Alfred Jarry: The Man with the Axe


Alfred Jarry: The Man with the Axe

by Nigey Lennon with illustrations by Bill Griffith

French dramatist and writer Alfred Jarry (1873-1907) is best known for his radical play Ubu Roi, which singlehandedly managed to change the entire face of theater in the late 19th century. But Jarry’s real art was his life — his penchant for carrying, and using, pistols in the streets and cafes of Paris; his massive consumption of absinthe and ether; his picturesque manner of speech (he habitually employed the royal “we” in ordinary conversation); his peculiar habitations (one, which he called “Our Grand Chasublerie,” was a tiny apartment above a store that sold priests’ garments, another was on the second-and-a-half floor of an old building, and a third, which he dubbed “The Tripod,” was a hut which stood on two wobbly legs above the muddy Seine). Lying on his deathbed at age 34, Jarry’s last request was for a toothpick. Coupled with his fascinating literary output, these exploits made Jarry legendary among other writers and artists in his own era, and long beyond.

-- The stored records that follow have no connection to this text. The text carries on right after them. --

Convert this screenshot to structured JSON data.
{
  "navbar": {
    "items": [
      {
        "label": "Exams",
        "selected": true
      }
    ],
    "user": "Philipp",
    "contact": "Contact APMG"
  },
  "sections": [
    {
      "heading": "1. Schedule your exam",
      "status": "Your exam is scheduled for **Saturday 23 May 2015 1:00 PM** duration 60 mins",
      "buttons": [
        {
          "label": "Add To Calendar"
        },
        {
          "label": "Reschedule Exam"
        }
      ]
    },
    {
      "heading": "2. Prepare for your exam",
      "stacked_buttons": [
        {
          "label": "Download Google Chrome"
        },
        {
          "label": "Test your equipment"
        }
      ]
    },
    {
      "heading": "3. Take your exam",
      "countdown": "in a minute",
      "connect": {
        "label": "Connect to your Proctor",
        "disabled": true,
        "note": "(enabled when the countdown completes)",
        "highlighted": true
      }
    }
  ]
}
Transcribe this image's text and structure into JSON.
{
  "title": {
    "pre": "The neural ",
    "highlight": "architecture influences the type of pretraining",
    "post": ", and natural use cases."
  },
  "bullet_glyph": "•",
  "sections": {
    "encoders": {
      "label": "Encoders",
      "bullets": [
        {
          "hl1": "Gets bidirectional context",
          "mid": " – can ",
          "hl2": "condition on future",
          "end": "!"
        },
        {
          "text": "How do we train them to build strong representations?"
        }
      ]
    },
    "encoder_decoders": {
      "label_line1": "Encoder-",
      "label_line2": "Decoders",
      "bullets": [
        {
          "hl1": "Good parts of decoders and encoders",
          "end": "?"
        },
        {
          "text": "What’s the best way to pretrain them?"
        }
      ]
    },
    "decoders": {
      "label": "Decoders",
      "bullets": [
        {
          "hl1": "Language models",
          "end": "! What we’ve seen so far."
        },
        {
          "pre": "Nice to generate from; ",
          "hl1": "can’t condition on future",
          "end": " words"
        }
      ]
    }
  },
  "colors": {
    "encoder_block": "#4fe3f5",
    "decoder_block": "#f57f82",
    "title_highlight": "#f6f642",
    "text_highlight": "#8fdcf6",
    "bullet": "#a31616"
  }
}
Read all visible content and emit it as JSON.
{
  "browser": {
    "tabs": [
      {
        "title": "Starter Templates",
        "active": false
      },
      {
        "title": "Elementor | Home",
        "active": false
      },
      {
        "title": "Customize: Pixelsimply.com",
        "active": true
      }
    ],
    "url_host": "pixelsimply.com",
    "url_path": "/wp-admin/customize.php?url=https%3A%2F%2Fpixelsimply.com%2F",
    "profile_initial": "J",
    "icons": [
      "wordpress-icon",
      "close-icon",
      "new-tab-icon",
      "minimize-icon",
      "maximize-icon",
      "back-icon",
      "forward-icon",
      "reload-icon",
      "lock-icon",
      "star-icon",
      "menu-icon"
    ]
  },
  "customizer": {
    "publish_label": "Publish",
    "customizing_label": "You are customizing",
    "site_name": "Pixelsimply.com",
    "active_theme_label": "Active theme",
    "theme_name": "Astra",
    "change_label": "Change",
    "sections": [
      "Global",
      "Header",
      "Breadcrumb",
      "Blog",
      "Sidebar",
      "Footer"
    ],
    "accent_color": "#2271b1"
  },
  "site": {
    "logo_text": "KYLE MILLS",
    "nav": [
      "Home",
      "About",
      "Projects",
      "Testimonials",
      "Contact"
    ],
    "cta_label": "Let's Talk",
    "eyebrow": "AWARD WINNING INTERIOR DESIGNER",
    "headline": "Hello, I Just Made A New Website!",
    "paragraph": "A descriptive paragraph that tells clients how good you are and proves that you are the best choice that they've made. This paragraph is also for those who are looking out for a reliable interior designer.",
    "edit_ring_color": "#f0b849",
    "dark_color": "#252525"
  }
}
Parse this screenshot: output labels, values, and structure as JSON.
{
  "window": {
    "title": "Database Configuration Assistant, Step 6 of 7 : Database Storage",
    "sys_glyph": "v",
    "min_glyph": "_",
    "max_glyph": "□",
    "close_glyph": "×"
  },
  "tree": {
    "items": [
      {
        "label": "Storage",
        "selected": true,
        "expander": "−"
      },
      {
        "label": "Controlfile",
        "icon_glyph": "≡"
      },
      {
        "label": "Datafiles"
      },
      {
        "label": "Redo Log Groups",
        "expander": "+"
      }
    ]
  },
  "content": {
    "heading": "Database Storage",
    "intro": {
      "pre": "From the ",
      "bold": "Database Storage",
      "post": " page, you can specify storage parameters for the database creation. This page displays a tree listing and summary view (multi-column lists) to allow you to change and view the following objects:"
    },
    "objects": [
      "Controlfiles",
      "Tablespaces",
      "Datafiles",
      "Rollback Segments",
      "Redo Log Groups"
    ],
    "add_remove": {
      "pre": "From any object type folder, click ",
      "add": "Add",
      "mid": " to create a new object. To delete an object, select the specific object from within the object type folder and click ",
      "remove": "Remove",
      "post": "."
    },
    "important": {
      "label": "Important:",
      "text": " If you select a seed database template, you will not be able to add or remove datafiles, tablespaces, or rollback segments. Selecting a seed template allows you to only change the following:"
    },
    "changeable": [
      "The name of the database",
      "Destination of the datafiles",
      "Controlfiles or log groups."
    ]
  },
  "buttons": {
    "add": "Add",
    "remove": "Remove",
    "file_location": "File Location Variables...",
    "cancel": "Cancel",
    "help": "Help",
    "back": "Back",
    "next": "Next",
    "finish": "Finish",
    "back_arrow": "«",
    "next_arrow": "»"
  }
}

Alfred Jarry: The Man with the Axe is the first non-academic English-language biography of Jarry, a fond and humorous, yet metiulously researched look at its subject. A close collaboration between author Nigey Lennon — two of whose other books were about Mark Twain and Frank Zappa — and underground comix legend Bill Griffith (creator of the long-running Zippy the Pinhead strip), The Man with the Axe brings alive its eccentric, colorful subject in multiple dimensions, introducing him to a whole new generation of readers.